In a few of the works, letters of the alphabet have been combined, ordered, and stacked–like the basic building blocks that they are–to create images and structures. “Disfrutelos” (1977), by Susan Bee and Charles Bernstein, is a series of pictures composed of typed letters, symbols, and punctuation marks. With their evocative abstractions and deft balance of spare language and white space, the pictures reminded me of poems. Justin Quinn’s gesso and collage print “Idle Tower” (2011) is a shadowy urban landscape of buildings constructed from the sturdy, brick-shaped capital letter “E.” And typography combines with masonry in Jim Stevens and Ryan Molloy’s “writing wall” (2013), a large wall built from lettered concrete blocks. According to the artists’ statement, these blocks were cast from foam molds cut by a suitcase CNC (computer numeric controlled) milling machine; the artists compare the wall’s fabrication to the composition of a paragraph. The letters on each block proved difficult for me to decipher, however–the type does not use curved lines, only straight–so I stood before the wall, awed but illiterate.

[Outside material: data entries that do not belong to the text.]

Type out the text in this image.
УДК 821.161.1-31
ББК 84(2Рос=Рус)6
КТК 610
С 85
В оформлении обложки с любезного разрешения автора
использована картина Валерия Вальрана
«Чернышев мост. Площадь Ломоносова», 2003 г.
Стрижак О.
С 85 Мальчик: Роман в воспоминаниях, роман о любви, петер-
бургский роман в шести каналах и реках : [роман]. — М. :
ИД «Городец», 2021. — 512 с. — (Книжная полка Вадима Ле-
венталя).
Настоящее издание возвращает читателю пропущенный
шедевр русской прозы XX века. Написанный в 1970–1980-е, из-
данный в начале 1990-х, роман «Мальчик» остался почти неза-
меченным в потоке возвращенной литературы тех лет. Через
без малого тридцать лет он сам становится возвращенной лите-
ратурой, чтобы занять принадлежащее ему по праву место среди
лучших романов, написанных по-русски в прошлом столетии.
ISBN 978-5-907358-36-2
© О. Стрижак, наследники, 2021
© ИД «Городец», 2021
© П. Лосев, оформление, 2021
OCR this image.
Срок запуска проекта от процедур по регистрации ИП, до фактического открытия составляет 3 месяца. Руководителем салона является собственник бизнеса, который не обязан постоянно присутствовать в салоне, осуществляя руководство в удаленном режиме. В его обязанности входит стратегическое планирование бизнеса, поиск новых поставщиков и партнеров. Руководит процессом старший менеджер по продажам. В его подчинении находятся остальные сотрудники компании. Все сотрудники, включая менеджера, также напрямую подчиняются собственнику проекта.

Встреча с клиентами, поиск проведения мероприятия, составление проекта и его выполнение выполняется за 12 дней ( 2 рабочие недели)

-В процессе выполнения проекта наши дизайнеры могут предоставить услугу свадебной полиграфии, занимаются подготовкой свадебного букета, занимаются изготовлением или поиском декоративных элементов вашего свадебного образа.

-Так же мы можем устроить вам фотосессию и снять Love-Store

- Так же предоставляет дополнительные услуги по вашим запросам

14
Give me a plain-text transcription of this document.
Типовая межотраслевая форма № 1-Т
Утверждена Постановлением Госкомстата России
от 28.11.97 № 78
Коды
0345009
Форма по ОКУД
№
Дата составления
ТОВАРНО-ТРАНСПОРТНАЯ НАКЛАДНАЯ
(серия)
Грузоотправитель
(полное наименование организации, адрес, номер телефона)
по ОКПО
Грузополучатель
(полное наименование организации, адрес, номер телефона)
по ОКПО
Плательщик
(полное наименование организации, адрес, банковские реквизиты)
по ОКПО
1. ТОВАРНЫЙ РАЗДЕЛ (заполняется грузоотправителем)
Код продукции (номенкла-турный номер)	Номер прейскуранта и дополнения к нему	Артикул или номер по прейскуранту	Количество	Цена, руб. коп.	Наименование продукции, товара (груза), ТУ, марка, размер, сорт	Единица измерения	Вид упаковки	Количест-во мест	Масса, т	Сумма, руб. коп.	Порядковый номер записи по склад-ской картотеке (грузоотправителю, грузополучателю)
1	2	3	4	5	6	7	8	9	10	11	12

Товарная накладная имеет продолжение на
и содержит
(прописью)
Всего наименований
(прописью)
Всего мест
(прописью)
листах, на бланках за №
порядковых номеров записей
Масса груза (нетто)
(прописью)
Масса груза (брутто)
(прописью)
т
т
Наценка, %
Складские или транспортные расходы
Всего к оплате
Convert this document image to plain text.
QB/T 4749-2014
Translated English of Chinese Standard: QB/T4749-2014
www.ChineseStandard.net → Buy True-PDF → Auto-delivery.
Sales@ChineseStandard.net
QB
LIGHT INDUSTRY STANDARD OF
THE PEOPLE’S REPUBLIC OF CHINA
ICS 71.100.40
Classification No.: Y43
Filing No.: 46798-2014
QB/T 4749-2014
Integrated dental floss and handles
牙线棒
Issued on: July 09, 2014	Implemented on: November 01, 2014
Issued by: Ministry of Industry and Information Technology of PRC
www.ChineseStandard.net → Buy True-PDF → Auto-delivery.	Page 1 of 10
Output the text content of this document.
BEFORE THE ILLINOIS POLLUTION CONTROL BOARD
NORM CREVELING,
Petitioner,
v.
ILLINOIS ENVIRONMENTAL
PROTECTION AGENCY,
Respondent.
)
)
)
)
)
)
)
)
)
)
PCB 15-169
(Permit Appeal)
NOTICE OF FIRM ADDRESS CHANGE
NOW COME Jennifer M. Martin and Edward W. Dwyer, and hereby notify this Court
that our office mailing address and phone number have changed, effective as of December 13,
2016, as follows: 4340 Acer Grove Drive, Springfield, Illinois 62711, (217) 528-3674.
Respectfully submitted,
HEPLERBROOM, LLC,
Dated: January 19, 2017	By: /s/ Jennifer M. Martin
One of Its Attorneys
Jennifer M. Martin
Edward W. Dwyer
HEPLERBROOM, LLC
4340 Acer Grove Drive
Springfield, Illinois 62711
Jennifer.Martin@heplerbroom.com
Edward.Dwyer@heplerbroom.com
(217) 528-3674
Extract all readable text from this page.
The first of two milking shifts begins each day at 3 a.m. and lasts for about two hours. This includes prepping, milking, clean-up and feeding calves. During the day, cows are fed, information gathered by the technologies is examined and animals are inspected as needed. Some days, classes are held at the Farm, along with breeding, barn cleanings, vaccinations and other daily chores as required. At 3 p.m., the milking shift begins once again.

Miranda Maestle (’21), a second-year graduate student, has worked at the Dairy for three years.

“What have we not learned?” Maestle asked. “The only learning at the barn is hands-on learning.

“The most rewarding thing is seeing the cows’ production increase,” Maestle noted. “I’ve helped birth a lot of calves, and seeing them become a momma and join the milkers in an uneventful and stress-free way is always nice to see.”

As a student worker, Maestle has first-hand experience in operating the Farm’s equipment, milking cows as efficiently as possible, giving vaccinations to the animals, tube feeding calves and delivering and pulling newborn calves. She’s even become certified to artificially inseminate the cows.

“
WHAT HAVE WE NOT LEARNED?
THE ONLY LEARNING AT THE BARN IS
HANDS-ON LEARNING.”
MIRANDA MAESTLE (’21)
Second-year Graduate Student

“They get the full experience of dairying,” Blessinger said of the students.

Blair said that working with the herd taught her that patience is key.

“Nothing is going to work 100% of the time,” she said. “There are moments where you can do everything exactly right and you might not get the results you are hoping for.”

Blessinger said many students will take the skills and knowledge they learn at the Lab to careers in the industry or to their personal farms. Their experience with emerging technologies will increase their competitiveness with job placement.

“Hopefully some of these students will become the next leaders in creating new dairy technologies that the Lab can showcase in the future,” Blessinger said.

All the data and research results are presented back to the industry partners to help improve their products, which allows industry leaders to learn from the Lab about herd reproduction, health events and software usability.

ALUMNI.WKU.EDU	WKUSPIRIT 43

Order gives way to chaos in John Adelman’s “Fardel” (2008), a multilayered stenciling of words and definitions from the 1979 Webster’s Encyclopedic Unabridged Dictionary. Systematically overlapped and woven together to form a fabric of letters, the words are almost completely unintelligible. After spending several minutes trying to tease out distinct words, I gave up and gave in to the mesmerizing richness of the work’s accumulated language.

Words are destined for obscurity in Christopher Baker’s notable installation “It’s Been a While Since I Last Wrote” (2008), in which a wall-mounted thermal printer generates the title statement (which is also the first sentence of every LiveJournal blog post I ever wrote) in a casual, handwritten scrawl on receipt paper. The paper travels through two subsequent thermal printers, which proceed to black out the sentence. The process suggests the brief and disembodied lives of digital communications: how a blog post, tweet, status update, or news headline hovers before our awareness for only a few seconds before it is replaced by something else. This installation and so many other works in the exhibit disrupt this incessant stream of content by providing new and unexpected contexts for us to encounter and engage with language.

Non-Text is on display at the EMU University Gallery through December 11. Leave your reading glasses at home. UPDATE: according to a reader, as of December 6, the exhibit had closed.